The collapse of Lebanon’s unity government presents a dilemma to U.S. policymakers — support the pursuit of justice in a U.N. tribunal investigating the 2005 assassination of Prime Minister Rafik Hariri or support a stable, secure and prosperous Lebanon.
U.N. investigators have kept mum about their findings, but Hezbollah leader Sheik Hassan Nasrallah already has addressed the possibility that members of his group might be indicted and has denounced the tribunal as an “Israeli plot.”
The fear is that if the tribunal implicates senior Hezbollah figures or the security apparatus of Syria, that might provoke violence by Hezbollah, whose militia proved itself easily able to overrun most of Beirut in 2008.
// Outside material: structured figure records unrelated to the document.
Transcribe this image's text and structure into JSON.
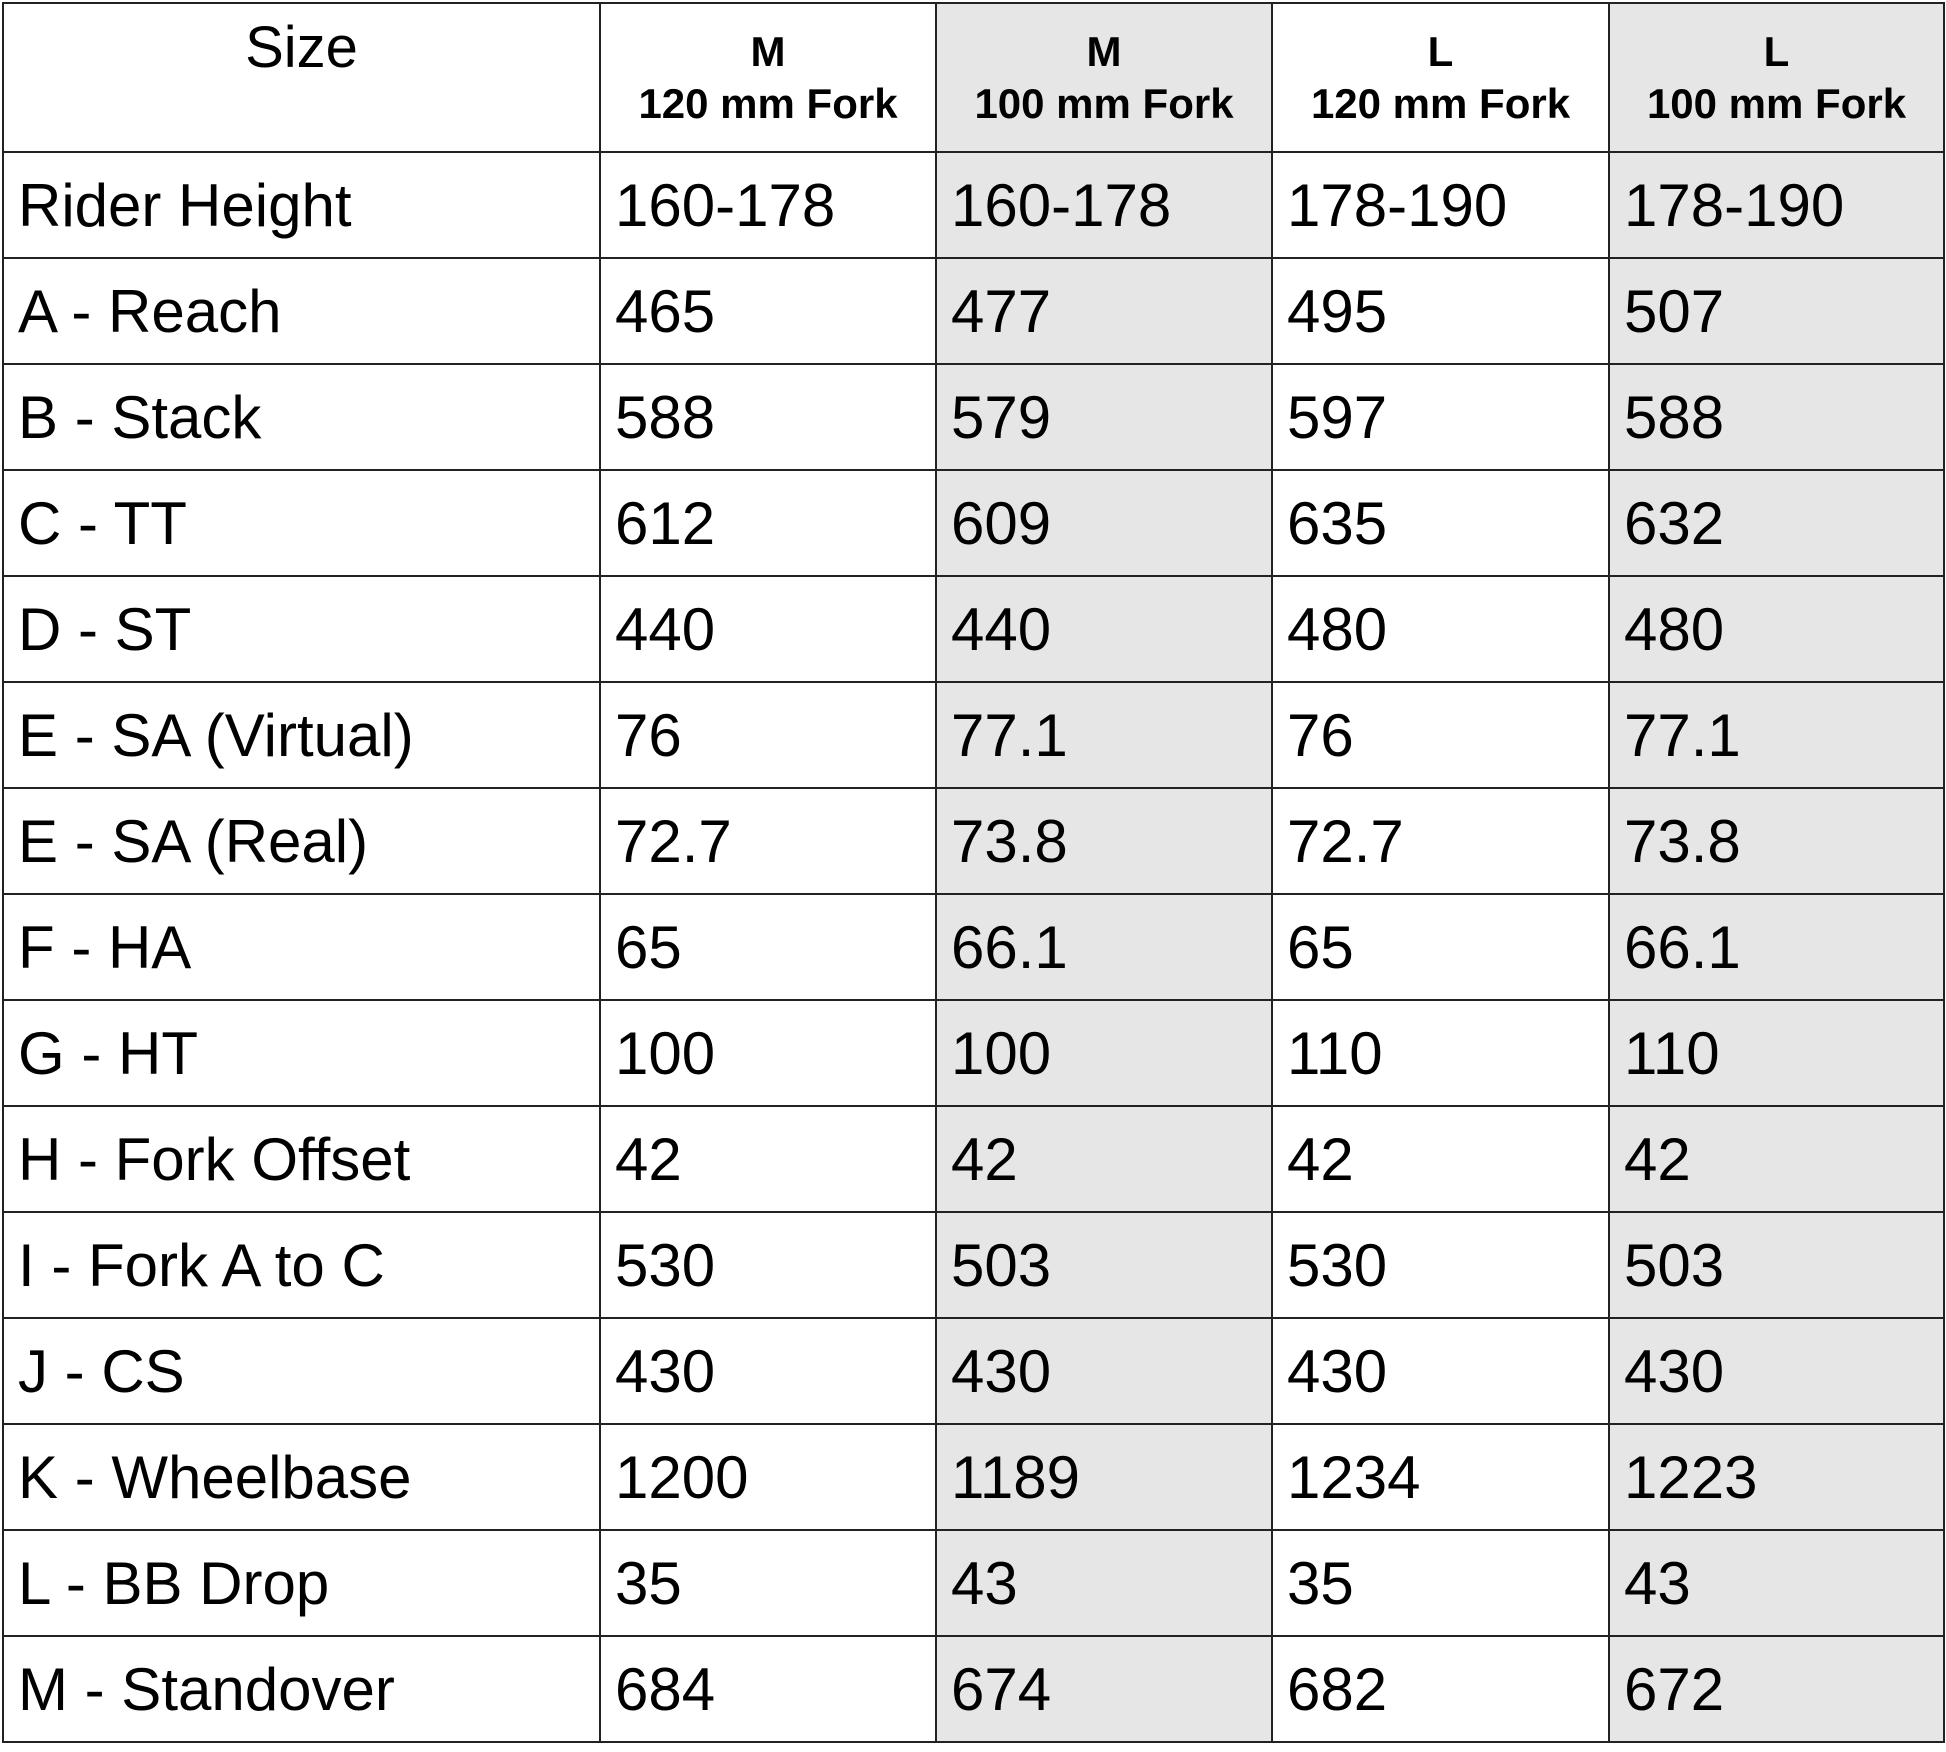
{
  "table": {
    "corner_label": "Size",
    "columns": [
      {
        "size": "M",
        "fork": "120 mm Fork",
        "shaded": false
      },
      {
        "size": "M",
        "fork": "100 mm Fork",
        "shaded": true
      },
      {
        "size": "L",
        "fork": "120 mm Fork",
        "shaded": false
      },
      {
        "size": "L",
        "fork": "100 mm Fork",
        "shaded": true
      }
    ],
    "shade_color": "#e6e6e6",
    "rows": [
      {
        "label": "Rider Height",
        "values": [
          "160-178",
          "160-178",
          "178-190",
          "178-190"
        ]
      },
      {
        "label": "A - Reach",
        "values": [
          "465",
          "477",
          "495",
          "507"
        ]
      },
      {
        "label": "B - Stack",
        "values": [
          "588",
          "579",
          "597",
          "588"
        ]
      },
      {
        "label": "C - TT",
        "values": [
          "612",
          "609",
          "635",
          "632"
        ]
      },
      {
        "label": "D - ST",
        "values": [
          "440",
          "440",
          "480",
          "480"
        ]
      },
      {
        "label": "E - SA (Virtual)",
        "values": [
          "76",
          "77.1",
          "76",
          "77.1"
        ]
      },
      {
        "label": "E - SA (Real)",
        "values": [
          "72.7",
          "73.8",
          "72.7",
          "73.8"
        ]
      },
      {
        "label": "F - HA",
        "values": [
          "65",
          "66.1",
          "65",
          "66.1"
        ]
      },
      {
        "label": "G - HT",
        "values": [
          "100",
          "100",
          "110",
          "110"
        ]
      },
      {
        "label": "H - Fork Offset",
        "values": [
          "42",
          "42",
          "42",
          "42"
        ]
      },
      {
        "label": "I - Fork A to C",
        "values": [
          "530",
          "503",
          "530",
          "503"
        ]
      },
      {
        "label": "J - CS",
        "values": [
          "430",
          "430",
          "430",
          "430"
        ]
      },
      {
        "label": "K - Wheelbase",
        "values": [
          "1200",
          "1189",
          "1234",
          "1223"
        ]
      },
      {
        "label": "L - BB Drop",
        "values": [
          "35",
          "43",
          "35",
          "43"
        ]
      },
      {
        "label": "M - Standover",
        "values": [
          "684",
          "674",
          "682",
          "672"
        ]
      }
    ]
  }
}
U.S. officials, who have sought to shore up international support for the tribunal, reject the idea that there is a trade-off between justice and stability.
“Lebanon should not be forced into a false choice between justice and stability. Like all nations, Lebanon deserves both,” a State Department official authorized to speak only on the condition of anonymity told The Washington Times.
Hezbollah, a Shiite Muslim extremist group that the U.S. has designated a terrorist group, is a legal political party in Lebanon and leads one of the largest groupings in the country’s parliament. When its ministers pulled out of the coalition government Wednesday, the government collapsed, precipitating a new cycle of political crisis and fears of renewed civil strife.
Hezbollah wants the Lebanese government of Prime Minister Saad Hariri, son of the murdered politician, to cut off funding for and cooperation with the tribunal.
But that will not stop the judicial process, according to analyst David Schenker with the Washington Institute for Near East Policy. “There are mechanisms for other countries to pick up the [funding] slack,” he told The Times. “This is out of Lebanon’s hands,” he said, calling the tribunal “almost a force of nature at this point.”
What Hezbollah really wants, Mr. Schenker said, is for Mr. Hariri to denounce the inquiry into his father’s murder, robbing it of credibility and softening what otherwise would be a body blow to Hezbollah.
Even if no one is arrested or tried for the 2005 plot, “the damage [to Hezbollah] will be done when the indictments are issued,” Mr. Schenker said.
Hussein Ibish, a Lebanese-American scholar and blogger who works for a Palestinian advocacy group, disagreed. He said Hezbollah has undermined the legitimacy of the tribunal among the Shiite community.
“Their constituency in Lebanon is buying their obfuscation,” he said. “They’ve done a great job of muddying the waters” about the tribunal’s investigation and about who was behind the Hariri assassination.
Aram Nerguizian, a scholar with the Center for Strategic and International Studies in Washington, agreed: “Of all the geopolitical players in the Levant, Hezbollah is the most successful at packaging and communicating its messages.”
All three analysts said there is a risk of violence but played down the threat of renewed civil war. “There is no one who will benefit by that,” Mr. Nerguizian said.